Local post-hardcore band And Now The Weather recently released their second EP, which shows progression in their art of thoughtful lyrics alongside designed ambience and heavy moments. Following up 2014’s Mind/Media, Childhood’s themes are humanistic and personal, and work well being delivered in spoken words and shouts with intricate instrumentals all around.
Much of Childhood stands out due to its layers of guitar riffs, which range from the jangly and quick to the atmospheric and relaxed. Vocalist Caleb Delp peppers his thoughts in with varied emotion, often seeking wisdom in retrospection or getting angry with the problems of today. The drums are generally forceful and usher in many of the time changes with tricky fills, while the bass often lays back to provide deep textures to the mix. The ideas brought forth on Childhood revolve around coming to terms with how the world actually is, after being given high hopes and beliefs about human nature in your early years.

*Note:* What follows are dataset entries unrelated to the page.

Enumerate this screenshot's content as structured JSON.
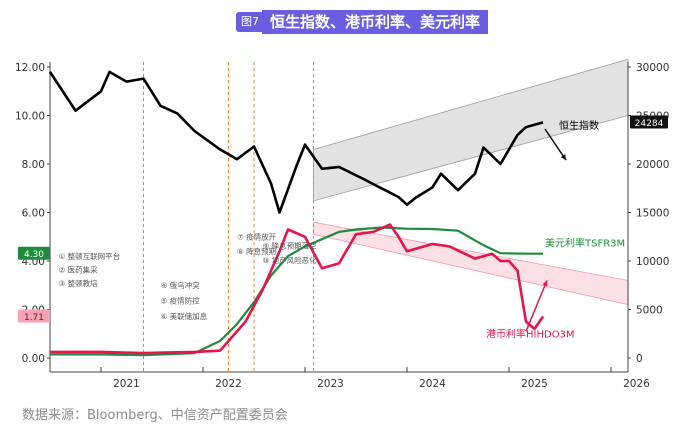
{
  "header": {
    "figure_tag": "图7",
    "title": "恒生指数、港币利率、美元利率"
  },
  "source": "数据来源：Bloomberg、中信资产配置委员会",
  "colors": {
    "hsi": "#000000",
    "us_rate": "#1e8c3a",
    "hk_rate": "#e8144a",
    "event_line": "#f07c2b",
    "title_bg": "#6a5ee0"
  },
  "chart_data": {
    "type": "line",
    "title": "恒生指数、港币利率、美元利率",
    "x_ticks": [
      "2021",
      "2022",
      "2023",
      "2024",
      "2025",
      "2026"
    ],
    "xlim": [
      "2020-07",
      "2026-03"
    ],
    "y_left": {
      "ticks": [
        "0.00",
        "2.00",
        "4.00",
        "6.00",
        "8.00",
        "10.00",
        "12.00"
      ],
      "range": [
        0,
        12
      ]
    },
    "y_right": {
      "ticks": [
        "0",
        "5000",
        "10000",
        "15000",
        "20000",
        "25000",
        "30000"
      ],
      "range": [
        0,
        30000
      ]
    },
    "markers": {
      "hk_rate_last": "1.71",
      "us_rate_last": "4.30",
      "hsi_last": "24284"
    },
    "series": [
      {
        "name": "恒生指数",
        "axis": "right",
        "x": [
          "2020-07",
          "2020-10",
          "2021-01",
          "2021-02",
          "2021-04",
          "2021-06",
          "2021-08",
          "2021-10",
          "2021-12",
          "2022-03",
          "2022-05",
          "2022-07",
          "2022-09",
          "2022-10",
          "2022-12",
          "2023-01",
          "2023-03",
          "2023-05",
          "2023-08",
          "2023-10",
          "2023-12",
          "2024-01",
          "2024-02",
          "2024-04",
          "2024-05",
          "2024-07",
          "2024-09",
          "2024-10",
          "2024-12",
          "2025-02",
          "2025-03",
          "2025-05"
        ],
        "values": [
          29500,
          25500,
          27500,
          29500,
          28500,
          28800,
          26000,
          25200,
          23400,
          21500,
          20500,
          21800,
          18000,
          15000,
          19800,
          22000,
          19500,
          19700,
          18400,
          17500,
          16600,
          15800,
          16500,
          17600,
          19000,
          17300,
          19000,
          21700,
          20000,
          23000,
          23800,
          24284
        ]
      },
      {
        "name": "美元利率TSFR3M",
        "axis": "left",
        "x": [
          "2020-07",
          "2021-01",
          "2021-06",
          "2021-12",
          "2022-03",
          "2022-05",
          "2022-07",
          "2022-09",
          "2022-11",
          "2023-01",
          "2023-03",
          "2023-05",
          "2023-07",
          "2023-10",
          "2024-01",
          "2024-04",
          "2024-07",
          "2024-09",
          "2024-10",
          "2024-12",
          "2025-03",
          "2025-05"
        ],
        "values": [
          0.15,
          0.15,
          0.12,
          0.2,
          0.7,
          1.4,
          2.3,
          3.4,
          4.2,
          4.6,
          4.9,
          5.2,
          5.3,
          5.38,
          5.33,
          5.32,
          5.25,
          4.85,
          4.65,
          4.32,
          4.3,
          4.3
        ]
      },
      {
        "name": "港币利率HIHDO3M",
        "axis": "left",
        "x": [
          "2020-07",
          "2021-01",
          "2021-06",
          "2021-12",
          "2022-03",
          "2022-06",
          "2022-08",
          "2022-10",
          "2022-11",
          "2023-01",
          "2023-03",
          "2023-05",
          "2023-07",
          "2023-09",
          "2023-11",
          "2023-12",
          "2024-01",
          "2024-04",
          "2024-06",
          "2024-09",
          "2024-11",
          "2024-12",
          "2025-01",
          "2025-02",
          "2025-03",
          "2025-04",
          "2025-05"
        ],
        "values": [
          0.25,
          0.25,
          0.2,
          0.25,
          0.3,
          1.5,
          2.8,
          4.4,
          5.3,
          5.0,
          3.7,
          3.9,
          5.1,
          5.2,
          5.5,
          5.0,
          4.4,
          4.7,
          4.6,
          4.1,
          4.3,
          4.0,
          4.0,
          3.6,
          1.5,
          1.2,
          1.71
        ]
      }
    ],
    "series_labels": [
      {
        "series": "恒生指数",
        "text": "恒生指数"
      },
      {
        "series": "美元利率TSFR3M",
        "text": "美元利率TSFR3M"
      },
      {
        "series": "港币利率HIHDO3M",
        "text": "港币利率HIHDO3M"
      }
    ],
    "event_dates": [
      "2021-06",
      "2022-04",
      "2022-07",
      "2023-02"
    ],
    "annotations": [
      {
        "text": "① 整顿互联网平台",
        "at": "2020-08",
        "y": 10200
      },
      {
        "text": "② 医药集采",
        "at": "2020-08",
        "y": 8800
      },
      {
        "text": "③ 整顿教培",
        "at": "2020-08",
        "y": 7400
      },
      {
        "text": "④ 俄乌冲突",
        "at": "2021-08",
        "y": 7200
      },
      {
        "text": "⑤ 疫情防控",
        "at": "2021-08",
        "y": 5600
      },
      {
        "text": "⑥ 美联储加息",
        "at": "2021-08",
        "y": 4000
      },
      {
        "text": "⑦ 疫情放开",
        "at": "2022-05",
        "y": 12200
      },
      {
        "text": "⑧ 降息预期",
        "at": "2022-05",
        "y": 10700
      },
      {
        "text": "⑨ 降息预期落空",
        "at": "2022-08",
        "y": 11300
      },
      {
        "text": "⑩ 地产风险恶化",
        "at": "2022-08",
        "y": 9800
      }
    ],
    "channels": [
      {
        "name": "hsi_up_channel",
        "axis": "right",
        "from": "2023-02",
        "to": "2026-03",
        "upper": [
          21500,
          30800
        ],
        "lower": [
          16200,
          25000
        ],
        "color": "#cfcfcf"
      },
      {
        "name": "hk_down_channel",
        "axis": "left",
        "from": "2023-02",
        "to": "2026-03",
        "upper": [
          5.6,
          3.2
        ],
        "lower": [
          5.1,
          2.2
        ],
        "color": "#f8c8d2"
      }
    ],
    "grid": false,
    "legend": "inline labels"
  }
}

For example, “Headlights” opens the EP with a ghostly riff, and the lyrics use headlights that shine through house windows as a metaphor for how our actions can permeate through the world around us more than we normally think.
Some of the band’s best moments come and go quickly towards the end of “Nightmares,” with a short onslaught of noisy riffs, clamoring drums, and a hoarse shout, among more ambient moments. That track is one of the most forthright of the bunch, but the band also gets particularly concerned with humanity’s ills on the EP-closer, “Xenophobia.” The instrumentals convey a sense of grief, and Delp discusses the disgusting amount of racism that is prevalent around us, singing “the problem is a disconnection, a societal infection.” The song climbs a sonic hill to feel grandiose, and gang vocals come in to emphasize their feelings on recent, unavoidable headlines, “the fact that I know who the shooter was is why this is getting old.” A lot of the lyrics are cathartic in nature, expressing feelings of disappointment or desire for change, but And Now The Weather does show regard for the beauty of possibility on “Birth.” In stripped-down acoustic fashion the song feels up-close and personal, and Delp breaks down the fascinating state of existence that is so often taken for granted, “If you think about it, the chances of me being here are completely absurd / stuck somewhere between the moon, the sun, and spoken word.”
Overall, Childhood tugs at your emotions with earnest ideas and complex instrumentation. The band shows a lot of potential, and changes up their sound very often within the just under 20-minute EP. And Now The Weather has creative talent and their heads in the right place, and with a more focused sound and tighter songwriting they could be even more successful with their emotive post-hardcore.